Photo: Screen shot of the new Sydel Silverman Papers finding aid on sova.si.edu

This month, the NAA published a digital, keyword searchable (‘encoded’, in archives-speak) finding aid (created by Katherine Christensen) to Silverman’s collections. The collections are made up of about 25 linear feet of material documenting Silverman’s fieldwork in Italy, educational and administrative roles, participation in research networks, and vast collection of informal observational notes taken throughout her career. Media include field notebooks and journals, correspondence, news clippings, unpublished writings, meeting notes, teaching files, photographs, slides, and audio recordings.

Photo: Screen shot of archival image of Sydel Silverman from the new online finding aid
Given Silverman’s interest in anthropological legacies, we look forward to seeing how Silverman’s legacy—archival papers now more easily searchable online—are used and repurposed by the field’s next generation.

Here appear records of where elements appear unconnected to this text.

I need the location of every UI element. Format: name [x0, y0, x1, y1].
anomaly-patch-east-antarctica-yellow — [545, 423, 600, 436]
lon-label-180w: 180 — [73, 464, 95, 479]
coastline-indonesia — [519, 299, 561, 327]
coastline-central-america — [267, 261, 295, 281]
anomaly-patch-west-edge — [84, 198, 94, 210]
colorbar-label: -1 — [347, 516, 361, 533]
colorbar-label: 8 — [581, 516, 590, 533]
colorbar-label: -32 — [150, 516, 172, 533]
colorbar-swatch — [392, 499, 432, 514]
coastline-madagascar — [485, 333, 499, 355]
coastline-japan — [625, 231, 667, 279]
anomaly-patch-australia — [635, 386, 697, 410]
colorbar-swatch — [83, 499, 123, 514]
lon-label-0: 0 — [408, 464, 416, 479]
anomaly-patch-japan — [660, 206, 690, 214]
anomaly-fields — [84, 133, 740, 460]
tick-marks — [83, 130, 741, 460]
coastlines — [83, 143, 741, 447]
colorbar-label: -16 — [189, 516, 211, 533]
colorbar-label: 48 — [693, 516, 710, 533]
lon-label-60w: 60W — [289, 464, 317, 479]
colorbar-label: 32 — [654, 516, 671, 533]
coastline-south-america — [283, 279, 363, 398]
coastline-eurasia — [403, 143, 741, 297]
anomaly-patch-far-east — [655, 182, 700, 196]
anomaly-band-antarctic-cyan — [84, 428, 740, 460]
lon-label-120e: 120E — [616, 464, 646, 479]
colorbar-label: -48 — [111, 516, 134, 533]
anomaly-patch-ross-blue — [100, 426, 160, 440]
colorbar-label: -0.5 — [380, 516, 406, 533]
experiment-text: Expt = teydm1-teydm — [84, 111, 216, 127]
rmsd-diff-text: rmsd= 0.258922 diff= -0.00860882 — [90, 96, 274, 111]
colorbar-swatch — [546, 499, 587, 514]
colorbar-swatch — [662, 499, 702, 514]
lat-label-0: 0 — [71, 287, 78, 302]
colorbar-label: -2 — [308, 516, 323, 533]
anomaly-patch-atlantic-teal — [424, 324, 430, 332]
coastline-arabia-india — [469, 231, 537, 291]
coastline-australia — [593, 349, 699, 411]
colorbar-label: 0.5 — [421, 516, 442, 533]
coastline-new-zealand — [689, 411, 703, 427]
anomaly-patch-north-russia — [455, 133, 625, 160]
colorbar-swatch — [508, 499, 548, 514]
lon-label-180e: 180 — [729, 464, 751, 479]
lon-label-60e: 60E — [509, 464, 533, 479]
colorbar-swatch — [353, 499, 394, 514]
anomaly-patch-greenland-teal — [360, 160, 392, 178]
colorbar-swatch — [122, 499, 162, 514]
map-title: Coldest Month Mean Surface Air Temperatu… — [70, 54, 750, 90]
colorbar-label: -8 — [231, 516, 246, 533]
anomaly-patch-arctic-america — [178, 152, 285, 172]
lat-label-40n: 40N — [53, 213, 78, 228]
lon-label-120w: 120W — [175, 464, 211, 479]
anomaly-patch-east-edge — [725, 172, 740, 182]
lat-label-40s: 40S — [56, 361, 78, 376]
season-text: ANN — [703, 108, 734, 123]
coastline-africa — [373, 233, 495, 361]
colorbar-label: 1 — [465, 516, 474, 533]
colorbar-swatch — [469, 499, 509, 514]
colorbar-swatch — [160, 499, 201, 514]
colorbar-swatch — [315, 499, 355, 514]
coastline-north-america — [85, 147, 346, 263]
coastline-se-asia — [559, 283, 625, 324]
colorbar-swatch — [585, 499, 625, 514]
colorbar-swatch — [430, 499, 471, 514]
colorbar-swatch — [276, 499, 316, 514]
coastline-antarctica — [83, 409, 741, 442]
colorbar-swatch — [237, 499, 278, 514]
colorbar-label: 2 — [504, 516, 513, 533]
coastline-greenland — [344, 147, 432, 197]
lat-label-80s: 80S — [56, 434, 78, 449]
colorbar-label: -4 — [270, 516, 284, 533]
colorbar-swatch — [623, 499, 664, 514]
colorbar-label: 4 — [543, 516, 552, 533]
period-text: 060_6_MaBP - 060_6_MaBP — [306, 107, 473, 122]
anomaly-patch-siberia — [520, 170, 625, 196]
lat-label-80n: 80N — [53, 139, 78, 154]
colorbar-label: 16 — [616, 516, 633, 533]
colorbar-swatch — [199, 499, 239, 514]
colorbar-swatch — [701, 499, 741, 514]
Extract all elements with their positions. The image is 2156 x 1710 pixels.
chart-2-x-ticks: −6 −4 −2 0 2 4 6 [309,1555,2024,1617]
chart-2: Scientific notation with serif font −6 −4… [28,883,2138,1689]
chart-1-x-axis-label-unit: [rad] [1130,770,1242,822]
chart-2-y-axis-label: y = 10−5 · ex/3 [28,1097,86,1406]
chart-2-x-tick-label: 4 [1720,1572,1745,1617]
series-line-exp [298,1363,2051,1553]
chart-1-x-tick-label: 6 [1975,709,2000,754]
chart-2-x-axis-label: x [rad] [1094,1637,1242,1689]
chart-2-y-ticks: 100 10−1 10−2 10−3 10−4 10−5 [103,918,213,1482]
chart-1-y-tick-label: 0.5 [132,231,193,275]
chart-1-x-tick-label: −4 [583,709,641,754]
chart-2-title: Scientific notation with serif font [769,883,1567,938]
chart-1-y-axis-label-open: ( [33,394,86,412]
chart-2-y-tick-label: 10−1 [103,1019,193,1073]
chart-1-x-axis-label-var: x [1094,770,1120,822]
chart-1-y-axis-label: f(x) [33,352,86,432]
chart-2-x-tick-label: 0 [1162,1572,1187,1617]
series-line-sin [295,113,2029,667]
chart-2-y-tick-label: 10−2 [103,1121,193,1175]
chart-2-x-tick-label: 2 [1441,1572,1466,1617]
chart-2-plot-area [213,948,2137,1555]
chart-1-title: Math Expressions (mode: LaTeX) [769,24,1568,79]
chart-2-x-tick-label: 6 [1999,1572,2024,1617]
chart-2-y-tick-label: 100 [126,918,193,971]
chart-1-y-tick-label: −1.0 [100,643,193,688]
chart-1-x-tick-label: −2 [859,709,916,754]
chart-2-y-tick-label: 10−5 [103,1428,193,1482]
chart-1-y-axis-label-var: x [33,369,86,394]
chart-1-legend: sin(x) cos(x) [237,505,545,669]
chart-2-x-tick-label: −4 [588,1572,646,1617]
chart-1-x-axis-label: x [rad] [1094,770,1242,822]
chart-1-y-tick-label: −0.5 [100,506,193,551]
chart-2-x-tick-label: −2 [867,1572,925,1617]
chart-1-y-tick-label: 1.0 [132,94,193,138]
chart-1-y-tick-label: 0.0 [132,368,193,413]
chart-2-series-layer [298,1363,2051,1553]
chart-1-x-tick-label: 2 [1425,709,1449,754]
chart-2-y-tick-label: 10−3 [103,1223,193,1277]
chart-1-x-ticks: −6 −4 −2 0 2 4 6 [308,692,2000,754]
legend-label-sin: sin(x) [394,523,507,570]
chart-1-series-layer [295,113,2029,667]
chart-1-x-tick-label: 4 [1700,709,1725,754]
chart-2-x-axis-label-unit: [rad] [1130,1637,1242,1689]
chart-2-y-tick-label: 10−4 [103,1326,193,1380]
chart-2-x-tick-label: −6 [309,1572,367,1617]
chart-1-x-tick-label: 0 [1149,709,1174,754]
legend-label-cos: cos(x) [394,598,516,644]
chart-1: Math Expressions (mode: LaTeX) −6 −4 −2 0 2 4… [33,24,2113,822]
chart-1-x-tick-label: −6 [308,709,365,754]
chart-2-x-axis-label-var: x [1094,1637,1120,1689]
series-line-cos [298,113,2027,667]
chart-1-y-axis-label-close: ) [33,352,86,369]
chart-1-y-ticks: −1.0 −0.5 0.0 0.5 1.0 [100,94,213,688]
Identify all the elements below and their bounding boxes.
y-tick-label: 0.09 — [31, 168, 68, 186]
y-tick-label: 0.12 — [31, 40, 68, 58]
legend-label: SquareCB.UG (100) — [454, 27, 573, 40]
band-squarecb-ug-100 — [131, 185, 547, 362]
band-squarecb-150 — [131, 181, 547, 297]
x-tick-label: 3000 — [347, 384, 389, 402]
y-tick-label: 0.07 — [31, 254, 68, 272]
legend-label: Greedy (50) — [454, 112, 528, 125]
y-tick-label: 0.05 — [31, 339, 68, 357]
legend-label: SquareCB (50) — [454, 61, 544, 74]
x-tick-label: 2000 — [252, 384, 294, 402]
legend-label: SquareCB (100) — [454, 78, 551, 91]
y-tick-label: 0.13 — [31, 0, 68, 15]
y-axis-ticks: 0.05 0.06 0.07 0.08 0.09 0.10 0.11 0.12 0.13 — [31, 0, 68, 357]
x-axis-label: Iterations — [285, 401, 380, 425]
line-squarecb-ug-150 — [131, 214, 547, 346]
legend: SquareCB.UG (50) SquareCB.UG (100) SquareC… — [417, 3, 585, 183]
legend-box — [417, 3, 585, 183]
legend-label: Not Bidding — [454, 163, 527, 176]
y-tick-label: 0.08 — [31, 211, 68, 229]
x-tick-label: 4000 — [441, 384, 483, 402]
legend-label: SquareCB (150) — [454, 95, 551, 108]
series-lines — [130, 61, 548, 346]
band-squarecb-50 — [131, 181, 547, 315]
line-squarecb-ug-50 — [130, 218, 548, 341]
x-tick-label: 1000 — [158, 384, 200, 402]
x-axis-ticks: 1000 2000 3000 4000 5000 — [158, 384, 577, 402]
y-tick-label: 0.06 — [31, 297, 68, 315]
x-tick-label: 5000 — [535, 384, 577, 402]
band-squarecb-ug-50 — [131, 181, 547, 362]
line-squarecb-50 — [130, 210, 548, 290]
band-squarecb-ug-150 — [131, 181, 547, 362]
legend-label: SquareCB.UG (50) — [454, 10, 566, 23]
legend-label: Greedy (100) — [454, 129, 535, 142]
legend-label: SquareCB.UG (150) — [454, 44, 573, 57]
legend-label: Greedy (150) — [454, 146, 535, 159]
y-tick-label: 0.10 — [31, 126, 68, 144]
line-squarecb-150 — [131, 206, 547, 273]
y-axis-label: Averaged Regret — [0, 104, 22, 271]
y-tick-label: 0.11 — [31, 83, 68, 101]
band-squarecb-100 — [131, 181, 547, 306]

The finding aid for the Sydel Silverman Papers is available online at https://sova.si.edu/record/NAA.2011-11

Acknowledgements
Funding for the processing of Sydel Silverman’s papers was provided by a grant from the Wenner-Gren Foundation; processing was completed by Christy Fic. Funding to convert pdf and Word finding aids to encoded finding aids was provided by the FY2019 Collections Information System (CIS) pool. With this funding the NAA has recently added 6 other finding aids to SOVA for the papers of Anthony Leeds, Richard L. Hay, Marvin Harris, Ethel Cutler Freeman, Richard Lynch Garner, and Chris Gjording.


Bibliography
Marsh, Diana E., Ricardo L. Punzalan, and Jesse A. Johnston 2019. "Preserving Anthropology's Digital Record: CoPAR in the Age of Electronic Fieldnotes, Data Curation, and Community Sovereignty." The American Archivist (online first): https://americanarchivist.org/doi/abs/10.17723/aarc-82-02-01 
Schneider, Jennifer 2019. “In Memoriam: Dr. Sydel Silverman,” The Graduate Center, The City University of New York: https://www.gc.cuny.edu/getmedia/ad326c60-a6dd-484d-9cda-9d6425171cf7/sydel-silverman-in-memoriam-v2  
Silverman, Sydel 1975. Three Bells of Civilization: the Life of an Italian Hill Town. New York: Columbia University Press.
Roberts, Sam. "Sydel Silverman, 85, Dies; Defended Anthropology in Academia." New York Times, April 5, 2019.